Figure 4. Try in of resin sclera
Positioning of the Iris
The iris was placed during the try-in, so that the symmetry with the other natural iris of the patient would be maintained. To determine the exact location, a microtape was secured on the forehead of the patient, and the facial midline was marked along with the position of the natural iris while patient was looking straight ahead at a distant object. The distance was measured from the midline to the center of the pupil of the natural eye, and the same distance was marked on the right side.
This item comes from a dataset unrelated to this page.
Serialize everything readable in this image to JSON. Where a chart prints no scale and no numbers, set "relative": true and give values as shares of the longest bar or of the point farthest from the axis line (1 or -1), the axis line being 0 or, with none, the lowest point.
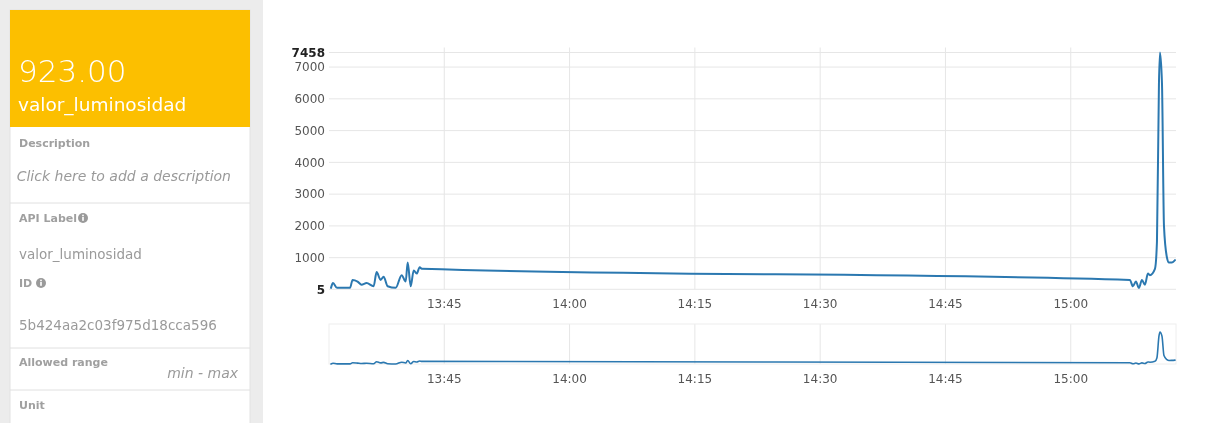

The medial and lateral marking of the pupil of the left eye was marked on a micropore tape, and the same marking was transferred on the micropore tape above the right eye in order to locate the pupil of the right eye.
At the next step, the trimmed iris was secured onto the marked position and adjusted to the horizontal and vertical axes. The eye movements are examined in terms of symmetry and function, and the wax try-in could move and be synchronized in harmony with the natural eye movements of the patient, instilling a sense of confidence in the patient (Fig. 5).
Figure 5. Positioning of iris
Eye Prosthesis along with the Incorporation of the Veins
Plain sclera should provide a natural appearance to the prosthesis. Prior to the painting of the sclera, its original contour was maintained through investing the uncharacterized prosthesis in a flask, followed by separating the two compartments of the flask.
The acrylic resin forming the sclera was trimmed uniformly to one-millimeter depth. Painting was carried out over the reduced surface of the sclera using soft yellow and brown tones (acrylic colors) so as to match the sclera of the contralateral natural eye.
Red nylon fibers were placed along the outer periphery to simulate the blood vessels. Once the characterization was satisfactory, all the colors and nylon fibers were stabilized through applying a thin layer of cyanoacrylate adhesive. The trimmed sclera was replaced by packing a clear heat-polymerized acrylic resin, followed by the curing, deflasking, finishing, and polishing of the prosthesis (Fig. 6). The final ocular prosthesis was inserted into the socket and evaluated in terms of fitting, aesthetics, and coordinated movements with the contralateral eye (Fig. 7).
Figure 6. Eye prosthesis along with
incorporation of vein
Figure 7. A) Pre-operative view showing right side ocular defect, B) Eye prosthesis in right eye
Some of the main advantages of customized ocular prosthesis over stock eyes include better contouring, color matching, and coordinated movements with the contralateral eye. The customizing of the iris requires extensive skills and adequate time on behalf of the operator. However, this could be avoided if the stock iris matching with the contralateral natural eye is available.
On the other hand, the semi-customizing of the prosthesis using the stock iris and customized sclera has been shown to have the advantages of both stock and custom prosthesis. Semi-customized ocular prosthesis is applied for masking the compromised artistic skills of the operator. This technique reduces laboratory and clinical time, providing satisfactory results in the patients.
Despite the lack of vision in the ocular prosthesis, it could definitely restore self-esteem of the patient, allowing him to confidently return to normal life. Success in ocular prosthesis largely depends on the precise laboratory technique and artistic skills of the operator. Through this technique, the demand for artistic skills and sufficient time could be diminished by using the precisely selected stock iris, while the aesthetic and functional requirements are properly addressed by the customized sclera.